Obama apparently left Washington without signing the bill and then ordered that the bill be signed by "autopen."
A blog post by legal scholar Eugene Voloch, a blogger and professor at UCLA, points out that such electronic or proxy signatures have traditionally only been valid when the person ordering the signature has actually been present. Obama was not and therefore the signature is arguably not valid (although a 2011 White House legal opinion concludes that they are).
Voloch cites the opinion of law professor Terry Turipseed, who has published a paper arguing the traditional opinion that the signer of the document must be present.
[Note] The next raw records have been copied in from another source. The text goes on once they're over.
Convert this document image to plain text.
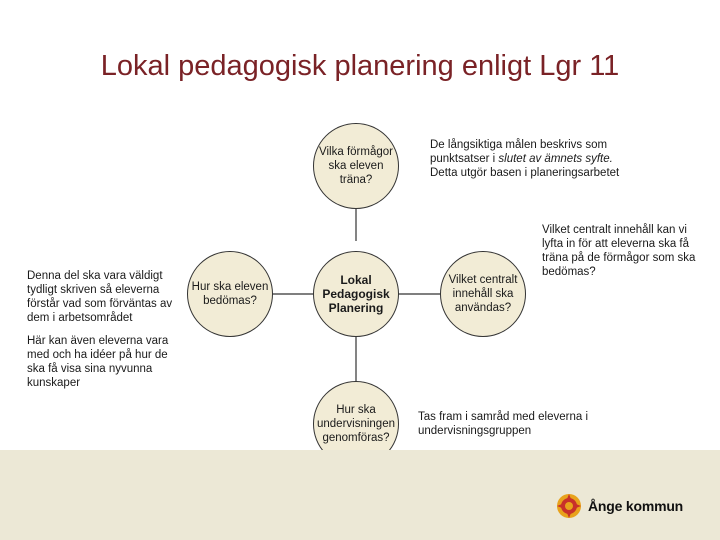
Lokal pedagogisk planering enligt Lgr 11
Vilka förmågor ska eleven träna?
Hur ska eleven bedömas?
Lokal Pedagogisk Planering
Vilket centralt innehåll ska användas?
Hur ska undervisningen genomföras?
De långsiktiga målen beskrivs som punktsatser i slutet av ämnets syfte.
Detta utgör basen i planeringsarbetet
Vilket centralt innehåll kan vi lyfta in för att eleverna ska få träna på de förmågor som ska bedömas?
Denna del ska vara väldigt tydligt skriven så eleverna förstår vad som förväntas av dem i arbetsområdet
Här kan även eleverna vara med och ha idéer på hur de ska få visa sina nyvunna kunskaper
Tas fram i samråd med eleverna i undervisningsgruppen
Ånge kommun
Ordinarily a bill becomes law after 10 days with or without a president's signature. The only exception is when Congress adjourns within 10 days of the bill's passage, as occurred in this case. Article 1, Section 7 of the U.S. Constitution states:
If any Bill shall not be returned by the President within ten days (Sundays excepted) after it shall have been presented to him, the same shall be a Law, in like manner as if he had signed it, unless the Congress by their Adjournment prevent its return, in which case it shall not be a Law.Thus by not being present when the bill was signed by autopen an argument can be made that Obama has exercised a pocket veto, since Congress adjourned almost immediately after the bill's passage. Obama can, of course, resign the bill. And it may be that the autopen signature will be found to be valid even though Obama wasn't present.
But why risk a court fight over the issue? Obama was present and able to sign the bill. Why not sign it before going to Hawaii? Or why not have the physical bill brought to him for signing?
Someone somewhere is likely to challenge the validity of this law. It seems silly to create a mini-Constitutional crisis when there is no need for one, unless that's exactly what Obama was seeking to do.